Opharus corticea

Scientific classification
- Kingdom: Animalia
- Phylum: Arthropoda
- Clade: Pancrustacea
- Class: Insecta
- Order: Lepidoptera
- Superfamily: Noctuoidea
- Family: Erebidae
- Subfamily: Arctiinae
- Genus: Opharus
- Species: O. corticea
- Binomial name: Opharus corticea (Walker, (1856)
- Synonyms: Halysidota corticea Walker, 1856 ; Phaegoptera corticea (Walker, 1856) ; Opharus cortica (Walker, 1856) ;

= Opharus corticea =

- Authority: (Walker, (1856)

Species of moth

Opharus corticea is a moth of the family Erebidae. It was described by Francis Walker in 1856. It is found in Venezuela.

==Taxonomy==
This species was first described by Francis Walker using female specimens from Mr.
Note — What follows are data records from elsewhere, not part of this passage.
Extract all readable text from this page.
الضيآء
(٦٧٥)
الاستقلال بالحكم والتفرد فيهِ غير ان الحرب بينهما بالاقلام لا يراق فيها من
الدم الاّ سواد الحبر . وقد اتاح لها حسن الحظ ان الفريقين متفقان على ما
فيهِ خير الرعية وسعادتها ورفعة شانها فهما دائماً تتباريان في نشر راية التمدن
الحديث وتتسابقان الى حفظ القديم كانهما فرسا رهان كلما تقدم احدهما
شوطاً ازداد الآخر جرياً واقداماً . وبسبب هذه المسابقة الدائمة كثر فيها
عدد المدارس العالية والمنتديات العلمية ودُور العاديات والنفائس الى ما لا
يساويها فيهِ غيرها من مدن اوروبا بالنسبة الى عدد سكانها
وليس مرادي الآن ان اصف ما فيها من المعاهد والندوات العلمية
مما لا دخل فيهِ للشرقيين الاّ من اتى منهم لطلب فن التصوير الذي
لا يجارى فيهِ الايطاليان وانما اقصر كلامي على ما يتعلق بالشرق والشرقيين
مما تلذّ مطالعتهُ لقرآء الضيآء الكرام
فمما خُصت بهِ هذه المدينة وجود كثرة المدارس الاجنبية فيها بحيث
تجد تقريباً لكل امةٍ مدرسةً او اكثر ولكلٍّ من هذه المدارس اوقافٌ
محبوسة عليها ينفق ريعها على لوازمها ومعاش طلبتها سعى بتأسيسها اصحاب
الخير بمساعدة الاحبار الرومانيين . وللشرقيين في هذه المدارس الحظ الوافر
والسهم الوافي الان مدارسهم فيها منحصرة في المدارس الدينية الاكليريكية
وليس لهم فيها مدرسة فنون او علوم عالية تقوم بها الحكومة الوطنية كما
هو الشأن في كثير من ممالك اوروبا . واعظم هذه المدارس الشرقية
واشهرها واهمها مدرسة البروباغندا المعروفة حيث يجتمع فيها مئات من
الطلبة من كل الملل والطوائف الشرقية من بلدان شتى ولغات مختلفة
Saunders collection, collected in Venezuela, and named Halysidota corticea. In 1892 Kirby placed this species within the genus Phaegoptera. In 1919 Embrik Strand placed this species within the genus Opharus.

== Description ==
Walker described the adult female of the species as follows:

Female. Greenish yellow, much like H. basipennis in structure. Proboscis tawny. Palpi striped with green. Antennae pale yellow. Abdomen dull luteous, with a row of black spots along each side. Tibiae and tarsi with brown bands. Fore wings are pale testaceous, mostly thickly covered with brown flecks, which are frequently confluent, the intermediate parts form slight undulating bands; veins with black bands. Hind wings bright cinereous. Length of the body seven lines; of the wings twenty-two lines.

==Research and studies==

- Taxonomic Studies:
  - Michel Laguerre's 2014 catalogue provides a comprehensive overview of the Neotropical Arctiini, including O. corticea.